Member of Legislative Assembly Andhra Pradesh
- In office 2009–2014
- Preceded by: Lake Rajarao
- Succeeded by: Giddi Eswari
- Constituency: Paderu

= Pasupuleti Balaraju =

Indian politician

Pasupuleti Balaraju (born 12 June 1964) is an Indian politician and a legislator from Andhra Pradesh, India. He belongs to YSRCP Party and he worked in Indian National Congress party. He is a former minister for Tribal welfare in the Government of Andhra Pradesh.

==Early life ==
Pasupuleti Balaraju was born in Gudem Kotha Veedhi mandal in Visakhapatnam district of Andhra Pradesh.
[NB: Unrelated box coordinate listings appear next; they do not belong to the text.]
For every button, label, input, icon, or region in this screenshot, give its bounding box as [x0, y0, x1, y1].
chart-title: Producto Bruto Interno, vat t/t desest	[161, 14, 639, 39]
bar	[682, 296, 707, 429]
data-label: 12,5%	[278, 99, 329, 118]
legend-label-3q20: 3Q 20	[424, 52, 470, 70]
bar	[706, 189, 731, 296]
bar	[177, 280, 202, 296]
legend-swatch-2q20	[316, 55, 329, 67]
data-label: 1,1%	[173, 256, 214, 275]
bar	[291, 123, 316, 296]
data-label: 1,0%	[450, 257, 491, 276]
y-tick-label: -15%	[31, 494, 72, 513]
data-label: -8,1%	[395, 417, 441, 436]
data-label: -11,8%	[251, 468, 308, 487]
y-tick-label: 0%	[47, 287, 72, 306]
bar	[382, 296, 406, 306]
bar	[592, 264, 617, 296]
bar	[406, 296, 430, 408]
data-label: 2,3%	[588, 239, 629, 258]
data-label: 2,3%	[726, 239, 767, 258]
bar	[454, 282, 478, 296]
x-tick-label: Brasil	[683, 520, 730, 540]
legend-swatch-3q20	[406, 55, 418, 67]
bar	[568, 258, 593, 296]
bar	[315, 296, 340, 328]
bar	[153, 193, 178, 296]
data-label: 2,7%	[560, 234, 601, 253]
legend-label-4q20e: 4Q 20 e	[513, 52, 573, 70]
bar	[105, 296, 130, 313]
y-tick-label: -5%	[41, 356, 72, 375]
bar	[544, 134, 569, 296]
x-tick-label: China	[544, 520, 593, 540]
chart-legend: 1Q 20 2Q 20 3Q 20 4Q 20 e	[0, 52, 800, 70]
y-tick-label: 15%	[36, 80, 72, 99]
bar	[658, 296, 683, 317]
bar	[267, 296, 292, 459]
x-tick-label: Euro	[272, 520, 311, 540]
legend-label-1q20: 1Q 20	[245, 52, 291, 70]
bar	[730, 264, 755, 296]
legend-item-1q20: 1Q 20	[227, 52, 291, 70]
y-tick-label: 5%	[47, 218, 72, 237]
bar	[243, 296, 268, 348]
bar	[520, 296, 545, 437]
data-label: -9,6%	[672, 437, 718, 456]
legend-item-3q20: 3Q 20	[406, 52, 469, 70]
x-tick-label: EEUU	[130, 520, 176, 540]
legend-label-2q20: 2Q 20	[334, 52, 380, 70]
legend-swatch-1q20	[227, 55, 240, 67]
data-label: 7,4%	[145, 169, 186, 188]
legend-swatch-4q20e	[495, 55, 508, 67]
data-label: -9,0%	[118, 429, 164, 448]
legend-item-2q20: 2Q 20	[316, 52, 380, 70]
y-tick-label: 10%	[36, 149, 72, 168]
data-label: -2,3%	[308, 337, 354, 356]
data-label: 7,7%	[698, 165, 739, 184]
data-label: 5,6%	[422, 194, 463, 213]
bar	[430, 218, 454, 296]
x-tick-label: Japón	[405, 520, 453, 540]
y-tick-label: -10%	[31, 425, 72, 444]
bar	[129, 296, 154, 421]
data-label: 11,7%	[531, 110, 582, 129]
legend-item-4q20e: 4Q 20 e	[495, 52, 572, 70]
He earned a master's degree in Arts from Annamalai University. Before entering into politics he worked as Conductor, Teacher & Coffee board president. He entered into politics at the age of 25 as mandal president.

==Political career==
Pasupuleti Balaraju was elected to the Andhra Pradesh legislative assembly from the Chintapalle constituency in 1989 and from Paderu constituency in 2009 in Visakhapatnam district of Andhra Pradesh on Indian National Congress party ticket. He became a minister in the cabinets of Y. S. Rajasekhara Reddy and N. Kiran Kumar Reddy holding Tribal Welfare portfolio. He served as the Minister for rural and interior development and Tribal Welfare in the government of Andhra Pradesh during 2009–2014.